Embed at publish time, not retroactively
Watermark content as early as possible — ideally at the moment of publication or distribution. Embedding after content has already circulated reduces the provenance window.
{
"content": "...",
"content_type": "news",
"metadata": {
"published_at": "2024-03-15T09:00:00Z",
"source_id": "article_98765"
}
}
Always store the fingerprint_id
The fingerprint_id returned by /embed is your key for retrieval and detection. Store it alongside your internal document record.
{
"internal_id": "article_98765",
"fingerprint_id": "fp_l1p8OPCwGhvu"
}
Distribute watermarked_content, not the original
The watermarked_content in the response contains invisible zero-width Unicode characters. Distribute this version instead of the original — it is visually identical but carries the cryptographic watermark that enables detection.
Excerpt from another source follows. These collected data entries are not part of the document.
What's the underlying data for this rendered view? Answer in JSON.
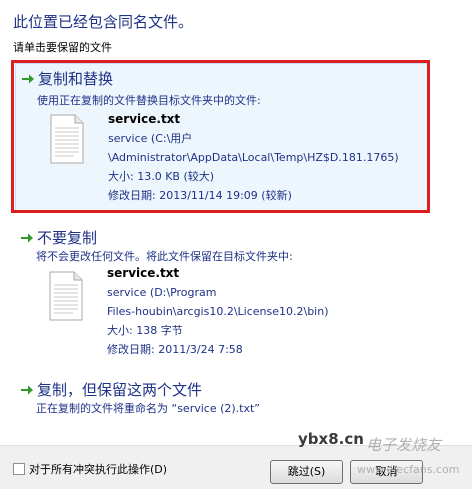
{
  "header": {
    "title": "此位置已经包含同名文件。",
    "subtitle": "请单击要保留的文件"
  },
  "options": [
    {
      "title": "复制和替换",
      "description": "使用正在复制的文件替换目标文件夹中的文件:",
      "file": {
        "name": "service.txt",
        "lines": [
          "service (C:\\用户",
          "\\Administrator\\AppData\\Local\\Temp\\HZ$D.181.1765)",
          "大小: 13.0 KB (较大)",
          "修改日期: 2013/11/14 19:09 (较新)"
        ]
      }
    },
    {
      "title": "不要复制",
      "description": "将不会更改任何文件。将此文件保留在目标文件夹中:",
      "file": {
        "name": "service.txt",
        "lines": [
          "service (D:\\Program",
          "Files-houbin\\arcgis10.2\\License10.2\\bin)",
          "大小: 138 字节",
          "修改日期: 2011/3/24 7:58"
        ]
      }
    },
    {
      "title": "复制，但保留这两个文件",
      "description": "正在复制的文件将重命名为 “service (2).txt”"
    }
  ],
  "footer": {
    "checkbox_label": "对于所有冲突执行此操作(D)",
    "skip_label": "跳过(S)",
    "cancel_label": "取消"
  },
  "watermark": {
    "site": "ybx8.cn",
    "brand": "电子发烧友",
    "url": "www.elecfans.com"
  },
  "colors": {
    "title_blue": "#1e3287",
    "selected_bg": "#eef6fd",
    "highlight_red": "#dc1e1e",
    "arrow_green": "#2e9a2e"
  }
}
Choose the right content_type
Scoring weights are automatically tuned per content type. Choosing the correct type improves detection accuracy:
| Content type | Entity weight | Time weight | Causal weight | Best for |
|---|
news (default) | 0.5 | 0.2 | 0.3 | News articles, press releases |
legal | 0.3 | 0.1 | 0.6 | Legal documents, contracts, court filings |
report | 0.4 | 0.3 | 0.3 | Research reports, analysis, whitepapers |
internal | 0.5 | 0.2 | 0.3 | Internal memos, communications |
Use custom weights for specialized use cases
Override the default weights when your detection scenario is unusual. For example, if you only care about whether the same entities appear (regardless of causal structure):
{
"content": "...",
"weights": { "entity": 0.8, "time": 0.1, "causal": 0.1 }
}
Weights must sum to 1.0. The weights used are echoed back in meta.weights for auditability.
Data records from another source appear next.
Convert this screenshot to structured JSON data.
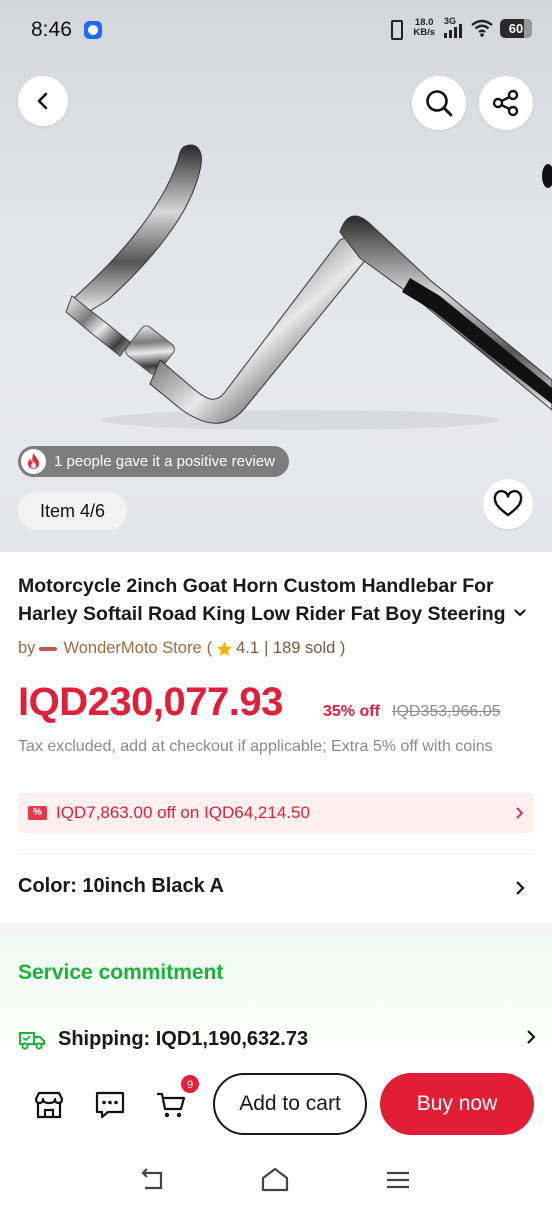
{
  "status_bar": {
    "time": "8:46",
    "net_speed_value": "18.0",
    "net_speed_unit": "KB/s",
    "network_type": "3G",
    "battery": "60"
  },
  "gallery": {
    "review_text": "1 people gave it a positive review",
    "item_counter": "Item 4/6"
  },
  "product": {
    "title": "Motorcycle 2inch Goat Horn Custom Handlebar For Harley Softail Road King Low Rider Fat Boy Steering",
    "store_prefix": "by",
    "store_name": "WonderMoto Store",
    "rating_open": "(",
    "rating": "4.1",
    "sold": "| 189 sold )",
    "price": "IQD230,077.93",
    "discount": "35% off",
    "original_price": "IQD353,966.05",
    "tax_note": "Tax excluded, add at checkout if applicable; Extra 5% off with coins"
  },
  "coupon": {
    "icon_text": "%",
    "text": "IQD7,863.00 off on IQD64,214.50"
  },
  "color_option": {
    "label": "Color: 10inch Black A"
  },
  "service": {
    "title": "Service commitment",
    "shipping": "Shipping: IQD1,190,632.73"
  },
  "action_bar": {
    "cart_count": "9",
    "add_to_cart": "Add to cart",
    "buy_now": "Buy now"
  },
  "colors": {
    "price_red": "#e0203b",
    "buy_button": "#e41d36",
    "service_green": "#19b338",
    "store_brown": "#a16a3c"
  }
}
Use filters to narrow detection scope
Pass filters to reduce the candidate set and speed up detection:
{
"content": "...",
"filters": {
"author_id": "journalist_042",
"date_from": "2024-01-01",
"date_to": "2024-12-31",
"content_type": "news"
}
}
Understand the two detection layers
Detection runs two independent checks — use both signals together:
| Layer | How it works | What it proves |
|---|
| Watermark | Extracts invisible zero-width bits and correlates them against stored seeds | Near-certain provenance — the exact watermarked content was used |
| TKG Jaccard | Compares entities, timelines, and argument chains using word-level fuzzy matching | Semantic similarity — the same story, even if completely rewritten |
Check watermark_match and watermark_correlation on each match to see if the watermark layer fired. The meta.watermark_detected field tells you whether any watermark was found in the input at all.
Interpret confidence scores carefully
| Score range | Interpretation | Recommended action |
|---|
| 0.8 – 1.0 | Strong match | High confidence — safe to automate |
| 0.5 – 0.8 | Partial match | Review the overlap lists before acting |
| 0.3 – 0.5 | Weak signal | Likely coincidental overlap |
| Below 0.3 | Filtered out | Not returned (below default min_score) |
When watermark_match: true, the match is near-certain regardless of the TKG score.
Audit matches with overlap lists
Every match includes overlap.entities, overlap.timeseries, and overlap.relations — the specific items shared between the query and the candidate. Use these to explain why two articles matched, not just that they matched.
{
"overlap": {
"entities": ["bank of korea", "interest rate"],
"timeseries": ["2024-03-15"],
"relations": ["bank of korea|raises|interest rate"]
}
}
Use fingerprint_id for re-scoring
If you’ve already embedded content and want to re-score it against the registry (e.g., periodically checking for new matches), pass the fingerprint_id directly instead of the content:
{
"fingerprint_id": "fp_l1p8OPCwGhvu"
}
This skips content extraction and uses the stored TKG snapshot, making it faster and idempotent.
Combine with other Factagora APIs
| Workflow | APIs | Purpose |
|---|
| Was my content reused? | Fingerprint Detect | Provenance tracking |
| Was it reused accurately? | Fingerprint Detect + Fact Checker | Detect misrepresentation |
| What changed in the story? | Fingerprint Detect + Causality Graph | Track narrative evolution |